Águia foge de ONG e moradores ficam em alerta na Inglaterra: “Pode matar seus filhos”

Uma águia-de-cabeça-branca fugiu do centro de tratamento The Raptor Centre, no condado de Kent, no extremo sul da Inglaterra, na última terça-feira (29). Após a organização comunicar a falta do animal, os moradores da região estão procurando evitar deixar que seus filhos e animais de estimação permaneçam muito tempo em áreas abertas.

Helga, a águia-de-cabeça-branca do Raptor Centre. (Divulgação)

Conhecidas por serem as “águias tradicionais”, as águias-de-cabeça-branca são o símbolo dos Estados Unidos e conhecidas por serem predadoras oportunistas. Com até 2,5 metros de envergadura, essa ave de rapina dá investidas que podem atingir velocidades de até 160 km/h e consegue carregar guaxinins, castores e até mesmo cordeiros. No entanto, tem preferência por peixes e pequenos mamíferos.

Helga – como é conhecida a ave que fugiu do Raptor Centre – tem 17 anos de idade e foi criada em cativeiro por Eddie, um dos tratadores da ONG. Ela foi vista pela última vez na floresta de Ashdown, na última quarta (30).

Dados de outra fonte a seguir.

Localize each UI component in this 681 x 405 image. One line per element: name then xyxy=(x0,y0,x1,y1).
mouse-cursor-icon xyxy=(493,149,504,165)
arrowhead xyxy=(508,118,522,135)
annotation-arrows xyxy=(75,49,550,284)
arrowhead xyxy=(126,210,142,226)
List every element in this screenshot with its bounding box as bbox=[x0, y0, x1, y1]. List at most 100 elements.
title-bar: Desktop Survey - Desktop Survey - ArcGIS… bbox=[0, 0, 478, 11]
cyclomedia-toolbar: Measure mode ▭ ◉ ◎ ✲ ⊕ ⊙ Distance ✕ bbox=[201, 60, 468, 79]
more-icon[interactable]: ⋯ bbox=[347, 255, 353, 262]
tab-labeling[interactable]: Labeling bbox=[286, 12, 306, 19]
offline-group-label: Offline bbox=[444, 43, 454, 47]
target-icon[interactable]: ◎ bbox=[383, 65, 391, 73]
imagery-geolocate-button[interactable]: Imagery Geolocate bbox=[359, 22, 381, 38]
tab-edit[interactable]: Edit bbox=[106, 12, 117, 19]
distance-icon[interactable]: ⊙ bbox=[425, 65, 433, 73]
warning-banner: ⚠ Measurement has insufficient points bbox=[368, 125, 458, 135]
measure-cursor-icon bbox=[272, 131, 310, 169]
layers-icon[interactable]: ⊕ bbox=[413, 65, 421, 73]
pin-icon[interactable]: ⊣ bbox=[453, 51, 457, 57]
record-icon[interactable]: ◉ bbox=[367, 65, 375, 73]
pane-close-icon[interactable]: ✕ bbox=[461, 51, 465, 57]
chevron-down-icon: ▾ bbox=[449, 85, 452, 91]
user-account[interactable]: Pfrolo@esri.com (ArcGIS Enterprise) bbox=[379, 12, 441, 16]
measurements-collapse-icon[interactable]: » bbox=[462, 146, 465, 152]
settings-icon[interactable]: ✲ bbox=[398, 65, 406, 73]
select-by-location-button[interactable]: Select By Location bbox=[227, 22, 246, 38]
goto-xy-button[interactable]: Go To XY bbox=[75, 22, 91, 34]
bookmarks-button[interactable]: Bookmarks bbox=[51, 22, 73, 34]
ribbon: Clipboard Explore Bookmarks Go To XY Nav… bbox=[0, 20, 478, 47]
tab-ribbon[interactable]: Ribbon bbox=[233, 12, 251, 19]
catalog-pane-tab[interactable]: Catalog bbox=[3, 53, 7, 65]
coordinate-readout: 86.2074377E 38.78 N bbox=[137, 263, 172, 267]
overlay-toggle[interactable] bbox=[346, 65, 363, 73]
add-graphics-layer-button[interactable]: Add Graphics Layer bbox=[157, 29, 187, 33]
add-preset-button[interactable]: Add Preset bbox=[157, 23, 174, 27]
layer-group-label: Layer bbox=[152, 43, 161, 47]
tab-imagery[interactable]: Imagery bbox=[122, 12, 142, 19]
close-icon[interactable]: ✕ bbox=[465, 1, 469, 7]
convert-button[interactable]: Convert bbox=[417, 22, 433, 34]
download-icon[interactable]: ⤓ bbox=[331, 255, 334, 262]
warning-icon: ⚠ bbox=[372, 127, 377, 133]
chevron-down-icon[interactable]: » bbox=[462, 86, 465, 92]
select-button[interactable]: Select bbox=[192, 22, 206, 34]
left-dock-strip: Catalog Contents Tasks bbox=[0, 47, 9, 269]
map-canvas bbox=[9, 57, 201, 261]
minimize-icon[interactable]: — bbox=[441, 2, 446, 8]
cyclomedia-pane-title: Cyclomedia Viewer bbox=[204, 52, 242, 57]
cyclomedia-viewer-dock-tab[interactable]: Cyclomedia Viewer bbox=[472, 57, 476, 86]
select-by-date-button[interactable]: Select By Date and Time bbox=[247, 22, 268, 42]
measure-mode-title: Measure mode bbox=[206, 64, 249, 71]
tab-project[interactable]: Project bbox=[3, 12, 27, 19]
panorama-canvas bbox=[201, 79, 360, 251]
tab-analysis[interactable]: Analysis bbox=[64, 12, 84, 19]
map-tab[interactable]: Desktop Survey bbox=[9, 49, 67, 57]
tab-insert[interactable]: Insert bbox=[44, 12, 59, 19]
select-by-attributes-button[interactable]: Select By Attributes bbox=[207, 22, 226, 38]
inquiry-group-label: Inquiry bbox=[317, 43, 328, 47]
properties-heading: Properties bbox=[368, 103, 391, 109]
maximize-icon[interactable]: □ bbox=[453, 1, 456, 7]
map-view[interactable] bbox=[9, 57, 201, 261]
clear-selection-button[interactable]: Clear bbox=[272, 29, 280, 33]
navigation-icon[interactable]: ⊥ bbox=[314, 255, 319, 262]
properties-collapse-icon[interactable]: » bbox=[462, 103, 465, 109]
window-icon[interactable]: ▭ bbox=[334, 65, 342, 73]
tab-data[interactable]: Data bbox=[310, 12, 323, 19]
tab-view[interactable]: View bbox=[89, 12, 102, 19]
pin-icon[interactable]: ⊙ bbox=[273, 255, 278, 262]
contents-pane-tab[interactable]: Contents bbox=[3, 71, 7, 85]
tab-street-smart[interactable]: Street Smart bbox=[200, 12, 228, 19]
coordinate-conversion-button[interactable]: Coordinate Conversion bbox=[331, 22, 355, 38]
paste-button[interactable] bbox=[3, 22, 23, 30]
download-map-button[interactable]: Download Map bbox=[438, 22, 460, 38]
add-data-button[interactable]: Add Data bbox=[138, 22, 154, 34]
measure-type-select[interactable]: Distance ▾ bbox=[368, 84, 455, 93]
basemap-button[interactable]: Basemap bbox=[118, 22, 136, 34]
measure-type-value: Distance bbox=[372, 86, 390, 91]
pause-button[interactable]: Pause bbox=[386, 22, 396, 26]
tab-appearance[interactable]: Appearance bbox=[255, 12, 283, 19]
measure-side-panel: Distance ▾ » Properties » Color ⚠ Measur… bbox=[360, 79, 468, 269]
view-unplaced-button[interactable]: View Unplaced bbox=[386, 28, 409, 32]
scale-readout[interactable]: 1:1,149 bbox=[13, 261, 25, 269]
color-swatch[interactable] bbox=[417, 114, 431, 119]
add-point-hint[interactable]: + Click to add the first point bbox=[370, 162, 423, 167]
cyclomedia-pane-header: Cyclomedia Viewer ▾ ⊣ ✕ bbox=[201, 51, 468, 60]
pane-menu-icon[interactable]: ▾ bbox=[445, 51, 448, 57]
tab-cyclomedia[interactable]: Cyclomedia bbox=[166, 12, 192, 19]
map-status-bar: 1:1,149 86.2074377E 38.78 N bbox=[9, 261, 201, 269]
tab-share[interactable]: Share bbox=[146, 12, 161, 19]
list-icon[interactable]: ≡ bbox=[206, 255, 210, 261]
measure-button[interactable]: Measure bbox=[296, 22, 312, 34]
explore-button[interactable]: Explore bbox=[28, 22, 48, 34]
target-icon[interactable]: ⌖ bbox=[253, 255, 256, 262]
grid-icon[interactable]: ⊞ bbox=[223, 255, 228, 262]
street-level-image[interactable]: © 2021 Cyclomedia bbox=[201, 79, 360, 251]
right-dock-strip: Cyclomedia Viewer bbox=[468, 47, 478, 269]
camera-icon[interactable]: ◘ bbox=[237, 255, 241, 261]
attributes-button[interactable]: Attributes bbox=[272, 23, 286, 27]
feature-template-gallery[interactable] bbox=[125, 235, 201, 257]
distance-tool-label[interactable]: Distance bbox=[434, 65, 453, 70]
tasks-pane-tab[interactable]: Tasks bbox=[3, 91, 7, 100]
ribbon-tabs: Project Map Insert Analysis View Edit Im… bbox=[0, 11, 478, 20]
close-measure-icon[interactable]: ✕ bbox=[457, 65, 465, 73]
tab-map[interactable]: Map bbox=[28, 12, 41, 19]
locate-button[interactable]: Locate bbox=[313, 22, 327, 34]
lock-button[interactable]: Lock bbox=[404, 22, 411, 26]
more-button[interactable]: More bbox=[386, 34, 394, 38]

Veronica, uma das tratadores do santuário de aves de rapina. (Divulgação)

De acordo com o jornal britânico The Sun, os moradores locais temem por seus bichos de estimação e até por suas crianças e, por isso, estão alertando os demais.

Um deles, porém, admitiu que tem receio pelos animais domésticos, mas acredita que a águia não representa uma ameaça às pessoas. “Eu definitivamente vou manter meus cachorros dentro de casa. Não acho que nossas crianças correm perigo, mas eu com certeza não quero um pássaro gigante por aí carregando um dos meus cães.”

Veronica, que administra o santuário junto com Eddie, explicou que Helga sumiu durante um voo de exibição. “Nós cuidamos dela durante quase toda a sua vida e obviamente queremos que ela retorne”, afirma a especialista, que também disse que a expectativa é de que a águia volte depois de se esconder alguns dias pela mata.

“A última vez que ela desapareceu foi há 10 anos. Isso é extremamente raro. Se alguém vê-la, seria ótimo se nos contactasse”, acrescentou. "Por favor, não se aproximem dela nem tentem dar comida. Para animais criados em cativeiro, estar livre de repente pode ser um verdadeiro choque."